Esta situação tem provocado crescimento do endividamento na administração pública e redução da credibilidade e da transparência do orçamento (Aquino e Azevedo, 2017). No caso da saúde, ainda que os órgãos de controle venham recomendando à Presidência da República a reposição dos RP cancelados (Pinto, 2014; Brasil, 2015), eles podem ser “esquecidos” com o Novo Regime Fiscal, pois, se forem repostos, diminui-se o limite disponível para despesas primárias do governo federal, uma vez que seriam aplicação adicional ao mínimo constitucional da saúde.
5. Considerações finais
Fica claro que descompassos entre despesa autorizada, empenhada e paga no ciclo orçamentário anualizado praticado no Brasil podem gerar perdas ou adiamentos relevantes da disponibilidade de recursos para o SUS. Concorrem para isso os limites insuficientes para pagamento, os cronogramas financeiros que não acompanham as necessidades da execução e problemas da própria capacidade de execução dos diversos entes que recebem os recursos descentralizados pelo Ministério da Saúde.

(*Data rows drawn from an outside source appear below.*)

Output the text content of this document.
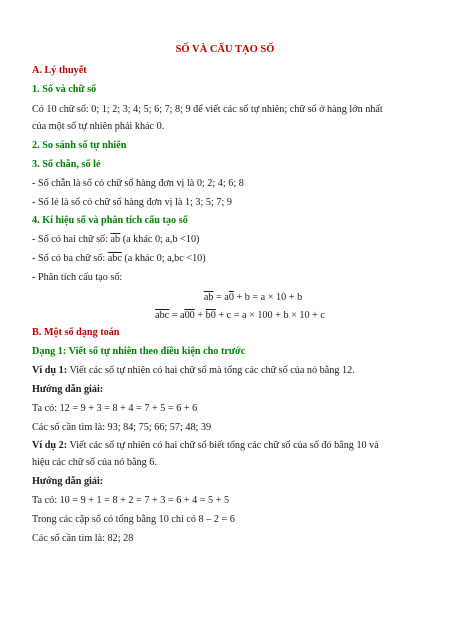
SỐ VÀ CẤU TẠO SỐ
A. Lý thuyết
1. Số và chữ số
Có 10 chữ số: 0; 1; 2; 3; 4; 5; 6; 7; 8; 9 để viết các số tự nhiên; chữ số ở hàng lớn nhất
của một số tự nhiên phải khác 0.
2. So sánh số tự nhiên
3. Số chẵn, số lẻ
- Số chẵn là số có chữ số hàng đơn vị là 0; 2; 4; 6; 8
- Số lẻ là số có chữ số hàng đơn vị là 1; 3; 5; 7; 9
4. Kí hiệu số và phân tích cấu tạo số
- Số có hai chữ số: $\overline{ab}$ (a khác 0; a,b <10)
- Số có ba chữ số: $\overline{abc}$ (a khác 0; a,bc <10)
- Phân tích cấu tạo số:
$\overline{ab} = a0 + b = a \times 10 + b$
$\overline{abc} = a00 + b0 + c = a \times 100 + b \times 10 + c$
B. Một số dạng toán
Dạng 1: Viết số tự nhiên theo điều kiện cho trước
Ví dụ 1: Viết các số tự nhiên có hai chữ số mà tổng các chữ số của nó bằng 12.
Hướng dẫn giải:
Ta có: 12 = 9 + 3 = 8 + 4 = 7 + 5 = 6 + 6
Các số cần tìm là: 93; 84; 75; 66; 57; 48; 39
Ví dụ 2: Viết các số tự nhiên có hai chữ số biết tổng các chữ số của số đó bằng 10 và
hiệu các chữ số của nó bằng 6.
Hướng dẫn giải:
Ta có: 10 = 9 + 1 = 8 + 2 = 7 + 3 = 6 + 4 = 5 + 5
Trong các cặp số có tổng bằng 10 chỉ có 8 – 2 = 6
Các số cần tìm là: 82; 28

A incidência preferencial dos RP no GND investimento restringe as iniciativas de ampliação da capacidade de oferta de serviços pelo SUS e pode ter motivado a aprovação pela Comissão Intergestores Tripartite da separação das transferências do MS para os outros entes entre custeio e investimentos, na modalidade fundo a fundo, na tentativa de preservar os recursos para essa última finalidade.
No caso do SUS, os impactos dos RP e do contingenciamento não se resumem à criação de um “orçamento paralelo” (Aquino e Azevedo, 2017), mas criam efetivamente um potencial para “calote institucional”.